The inquiry’s final report said Putin bears “moral responsibility” for Ms Sturgess’s death after concluding he must have authorised the attempted hit on Mr Skripal.
The Russian agents deny wrongdoing and say they were tourists visiting Salisbury.

On the east London arson attack, Mr Bailey, who has a Master in War Studies from King’s College London, stressed: “So in my constituency of Leyton and Wanstead, we have seen a group of five young men who were funded by Wagner who attacked a railway site that was delivering satellite communications equipment to Ukraine.”
He claimed further: “We have seen a number of other issues, attacks on Islamic education centres and mosques in East London that were funded by the Russian state through Telegram.
“Russia is already waging conflict upon us, that is evident in the Grey Zone Report from the Defence Select Committee, it’s evident in the European report …we really need people to understand what is happening on the streets of London and across the country right now.”
He argued that the Government needs to get public backing to rapidly spend billions more on defence in the face of the growing threat from Russia and other hostile states.
He said: “All of these things are happening and if we are not telling the public such that it’s clear in their mind that a foreign power is actively trying to undermine our cohesion and our democracy then we won’t be able to gain the social licence necessary to give Rachel (Reeves) the power to adjust the Budget which will provide the money to John (Defence Secretary John Healey) and the Ministry of Defence to give the pace that is required (of defence spending).”

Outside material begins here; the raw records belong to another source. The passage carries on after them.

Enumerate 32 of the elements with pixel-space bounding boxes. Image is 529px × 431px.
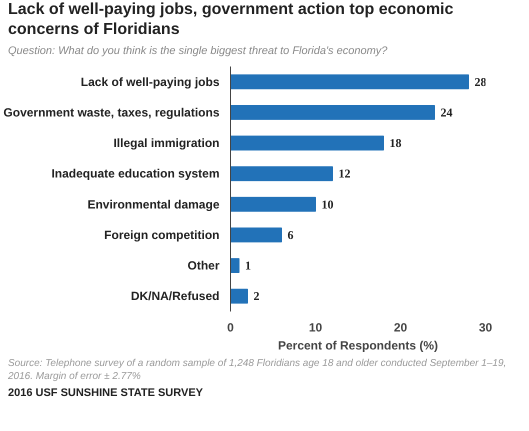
data-label: 6 [288, 228, 294, 242]
y-tick-label: Other [187, 258, 220, 273]
bar [230, 196, 316, 212]
source-note: Source: Telephone survey of a random sample of 1,248 Floridians age 18 and older conducted September 1–19, 2016. Margin of error ± 2.77% [8, 357, 508, 383]
bar [230, 74, 469, 90]
y-tick-label: Government waste, taxes, regulations [3, 105, 220, 120]
x-tick-label: 20 [394, 320, 408, 334]
data-label: 1 [245, 258, 251, 273]
y-tick-label: Lack of well-paying jobs [80, 74, 220, 89]
data-label: 12 [338, 166, 350, 181]
chart-subtitle: Question: What do you think is the single biggest threat to Florida's economy? [8, 44, 388, 59]
text: 2016 USF SUNSHINE STATE SURVEY [8, 387, 203, 400]
x-tick-label: 30 [478, 320, 492, 334]
bar [230, 258, 240, 273]
data-label: 24 [440, 105, 452, 120]
y-tick-label: Environmental damage [87, 197, 220, 212]
bar [230, 228, 282, 242]
x-tick-label: 10 [308, 320, 322, 334]
data-label: 2 [254, 289, 260, 304]
y-tick-label: Inadequate education system [51, 166, 220, 181]
chart-title: Lack of well-paying jobs, government action top economic concerns of Floridians [8, 0, 454, 40]
bar [230, 136, 384, 150]
y-tick-label: Foreign competition [104, 228, 220, 242]
bar [230, 288, 248, 304]
x-tick-label: 0 [227, 320, 234, 334]
data-label: 10 [322, 197, 334, 212]
y-tick-label: DK/NA/Refused [130, 289, 220, 304]
bar [230, 166, 333, 182]
bar [230, 105, 435, 120]
x-axis-title: Percent of Respondents (%) [278, 338, 438, 352]
data-label: 18 [390, 136, 402, 150]
y-tick-label: Illegal immigration [113, 136, 220, 150]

In October, three men were arrested in London on suspicion of assisting Russia's foreign intelligence service.
The three, aged 48, 45, and 44, were arrested at addresses in west and central London, according to the Metropolitan Police.
They were detained on suspicion of assisting a foreign intelligence service, namely Russia, under section 3 of the National Security Act 2023.

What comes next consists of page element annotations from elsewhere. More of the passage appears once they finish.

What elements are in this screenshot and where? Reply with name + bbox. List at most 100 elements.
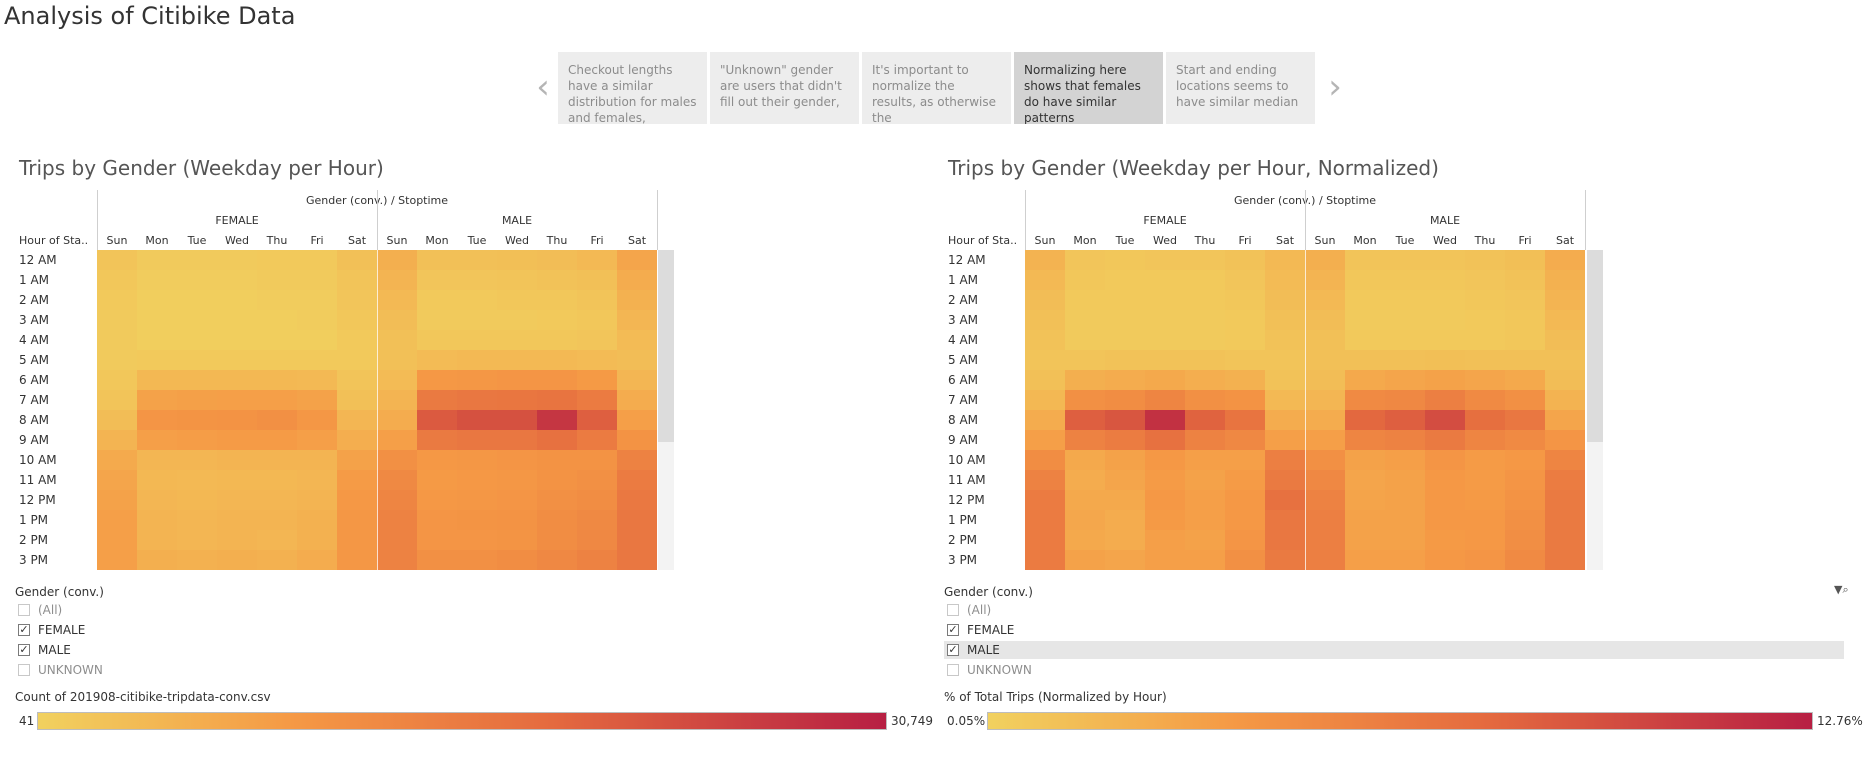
heatmap-cell[interactable] [377,290,417,310]
heatmap-cell[interactable] [1505,250,1545,270]
heatmap-cell[interactable] [297,290,337,310]
heatmap-cell[interactable] [1425,330,1465,350]
heatmap-cell[interactable] [537,470,577,490]
heatmap-cell[interactable] [577,410,617,430]
heatmap-cell[interactable] [1105,450,1145,470]
heatmap-cell[interactable] [97,470,137,490]
heatmap-cell[interactable] [217,410,257,430]
heatmap-cell[interactable] [1105,290,1145,310]
heatmap-cell[interactable] [1385,390,1425,410]
heatmap-cell[interactable] [1465,330,1505,350]
heatmap-cell[interactable] [1065,250,1105,270]
heatmap-cell[interactable] [577,310,617,330]
heatmap-cell[interactable] [617,410,657,430]
heatmap-cell[interactable] [1305,310,1345,330]
heatmap-cell[interactable] [577,490,617,510]
heatmap-cell[interactable] [1465,490,1505,510]
heatmap-cell[interactable] [1345,470,1385,490]
heatmap-cell[interactable] [97,330,137,350]
heatmap-cell[interactable] [1545,250,1585,270]
heatmap-cell[interactable] [497,490,537,510]
heatmap-cell[interactable] [417,470,457,490]
heatmap-cell[interactable] [1505,430,1545,450]
heatmap-cell[interactable] [1425,450,1465,470]
heatmap-cell[interactable] [1505,550,1545,570]
heatmap-cell[interactable] [1145,550,1185,570]
heatmap-cell[interactable] [1225,270,1265,290]
heatmap-cell[interactable] [1505,410,1545,430]
heatmap-cell[interactable] [1305,270,1345,290]
heatmap-cell[interactable] [297,390,337,410]
story-point-2[interactable]: "Unknown" gender are users that didn't f… [710,52,859,124]
heatmap-cell[interactable] [617,430,657,450]
heatmap-cell[interactable] [577,330,617,350]
heatmap-cell[interactable] [337,350,377,370]
story-prev-arrow-icon[interactable]: ‹ [536,67,550,107]
heatmap-cell[interactable] [1385,430,1425,450]
heatmap-cell[interactable] [1505,330,1545,350]
heatmap-cell[interactable] [1425,270,1465,290]
heatmap-cell[interactable] [1225,250,1265,270]
heatmap-cell[interactable] [297,470,337,490]
heatmap-cell[interactable] [137,530,177,550]
heatmap-cell[interactable] [337,430,377,450]
heatmap-cell[interactable] [1185,370,1225,390]
heatmap-cell[interactable] [497,450,537,470]
heatmap-cell[interactable] [577,390,617,410]
heatmap-cell[interactable] [1145,310,1185,330]
heatmap-cell[interactable] [377,530,417,550]
heatmap-cell[interactable] [217,550,257,570]
heatmap-cell[interactable] [257,290,297,310]
heatmap-cell[interactable] [617,350,657,370]
heatmap-cell[interactable] [137,410,177,430]
heatmap-cell[interactable] [377,310,417,330]
heatmap-cell[interactable] [1025,530,1065,550]
heatmap-cell[interactable] [1425,350,1465,370]
heatmap-cell[interactable] [457,530,497,550]
heatmap-cell[interactable] [497,530,537,550]
heatmap-cell[interactable] [457,430,497,450]
heatmap-cell[interactable] [1185,510,1225,530]
heatmap-cell[interactable] [577,350,617,370]
heatmap-cell[interactable] [137,390,177,410]
heatmap-cell[interactable] [1225,430,1265,450]
heatmap-cell[interactable] [537,450,577,470]
heatmap-cell[interactable] [1145,390,1185,410]
heatmap-cell[interactable] [1145,350,1185,370]
heatmap-cell[interactable] [217,490,257,510]
heatmap-cell[interactable] [537,350,577,370]
heatmap-cell[interactable] [97,450,137,470]
heatmap-cell[interactable] [337,250,377,270]
heatmap-cell[interactable] [177,530,217,550]
heatmap-cell[interactable] [1225,350,1265,370]
heatmap-cell[interactable] [1225,490,1265,510]
heatmap-cell[interactable] [1305,370,1345,390]
heatmap-cell[interactable] [337,510,377,530]
heatmap-cell[interactable] [1185,330,1225,350]
heatmap-cell[interactable] [417,530,457,550]
heatmap-cell[interactable] [97,390,137,410]
heatmap-cell[interactable] [1265,450,1305,470]
heatmap-cell[interactable] [1185,250,1225,270]
heatmap-cell[interactable] [1505,530,1545,550]
heatmap-cell[interactable] [1265,350,1305,370]
scrollbar-thumb[interactable] [658,250,674,442]
heatmap-cell[interactable] [377,490,417,510]
heatmap-cell[interactable] [257,310,297,330]
heatmap-cell[interactable] [1225,510,1265,530]
heatmap-cell[interactable] [97,490,137,510]
heatmap-cell[interactable] [1185,290,1225,310]
heatmap-cell[interactable] [177,350,217,370]
heatmap-cell[interactable] [1425,310,1465,330]
heatmap-cell[interactable] [457,330,497,350]
heatmap-cell[interactable] [1145,510,1185,530]
heatmap-cell[interactable] [1345,270,1385,290]
heatmap-cell[interactable] [1105,490,1145,510]
heatmap-cell[interactable] [1345,330,1385,350]
heatmap-cell[interactable] [1465,350,1505,370]
heatmap-cell[interactable] [177,550,217,570]
heatmap-cell[interactable] [1345,370,1385,390]
heatmap-cell[interactable] [1145,430,1185,450]
heatmap-cell[interactable] [1185,410,1225,430]
heatmap-cell[interactable] [617,470,657,490]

Commander Dominic Murphy, Head of the Counter Terrorism Policing London, said: "We’re seeing an increasing number of who we would describe as 'proxies' being recruited by foreign intelligence services and these arrests are directly related to our ongoing to efforts to disrupt this type of activity.”
MI5 director general Sir Ken McCallum has warned that state threats from Russia, China and Iran are escalating, with the security service having seen a 35% rise in the number of individuals it was investigating in the last year.
There have been a number of mysterious deaths in previous years in London or its commuter belt of Russians who had held prominent positions.
Putin has also been blamed for ordering the fatal poisoning of former Russian spy Alexander Litvinenko in London in 2006.
The lives of hundreds of Londoners were put at risk by Russian agents Andrei Lugovoi and Dmitri Kovtun, who were found by an inquiry to have killed Mr Litvinenko by poisoning him with Polonium-210 put into his tea at the Millennium Hotel in Mayfair.
The radioactive trail they left was the most damning evidence against them, linking them to the scene of the crime, with traces also found at restaurants and hotels, on planes, and even at Arsenal’s Emirates stadium.
Lugovoi and Kovtun have denied wrongdoing.
Having launched his invasion of Ukraine in 2022, Putin is now seen in European capitals to be testing Nato’s resolve with drone or warplane incursions into Poland and Baltic States.
Britain sent RAF fighters to Poland to carry out patrols to seek to deter further Russian drone activity.

The UK has also warned Moscow that if a Russian spy ship, the Yantar, which has been off British waters north of Scotland, heads closer to Britain it may take military action against it.
The Yantar is believed previously to have been mapping UK underwater cables and a Royal Navy submarine was ordered to surface to force it to leave British waters.